Gunfights, violence, and now a car chase - am I sure I'm not watching the 1996 FOX TV movie here? After the car chase scene (a first of its kind in Doctor Who), there's a harrowing fight sequence on top of a dam between Liz (or, at the very least, a stuntman determined to look the least unlike Caroline John) and her two pursuers. Each episode of this story serves to further separate the 1970s era from its staid 1960s counterpart. Viewing this story on its own is entertaining enough, but to watch it in sequence, following on from the six years of history, it is particularly jarring. In a good way.
Reegan, who is introduced in this episode, is the first of at least three mid-level thugs appearing in the show over the next few years (off the top of my head) that are not only great, believable characters, but receive equally great and believable performances by the actors portraying them.
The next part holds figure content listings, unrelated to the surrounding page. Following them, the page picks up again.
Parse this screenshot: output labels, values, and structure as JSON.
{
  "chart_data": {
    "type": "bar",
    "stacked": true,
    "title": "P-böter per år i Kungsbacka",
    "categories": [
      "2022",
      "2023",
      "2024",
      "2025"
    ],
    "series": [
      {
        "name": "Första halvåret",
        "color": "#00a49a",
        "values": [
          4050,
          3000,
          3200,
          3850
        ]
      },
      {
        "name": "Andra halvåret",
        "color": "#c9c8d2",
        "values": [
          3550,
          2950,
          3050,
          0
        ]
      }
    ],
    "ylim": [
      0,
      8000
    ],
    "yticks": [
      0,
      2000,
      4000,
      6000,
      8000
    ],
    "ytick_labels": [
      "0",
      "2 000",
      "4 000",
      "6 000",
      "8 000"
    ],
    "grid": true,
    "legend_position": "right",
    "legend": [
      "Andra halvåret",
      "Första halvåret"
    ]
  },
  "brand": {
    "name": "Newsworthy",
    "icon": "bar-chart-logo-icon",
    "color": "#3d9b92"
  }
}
William Dysart plays Reegan, and his is perhaps my favourite performance in this story.
Back to the violence aspect of this, though. There is a rather brutal sequence of events that see two of Reegan's thugs shoot two scientists who have been studying the aliens, followed by the thugs themselves dying of radiation poisoning due to exposure to those same aliens. Three or four years previous to this, numerous complaints would have been raised by the viewing public. Fifteen years from this, and the show would likely be cancelled as a result. If the past is, indeed, just another country, then the early 1970s is a country that no longer exists.
1 comments:
You say the transition to the 70's is jarring, but in a good way. I think that, for those of us who don't love Pertwee's era, it's jarring in a bad way. We simply don't like our Doctor as an action hero; Venusian aikido leaves us either groaning or giggling; and Doctor Who and James Bond are two separate franchises that shouldn't overlap too much. To quote the 5th Doctor, "There should have been aother way."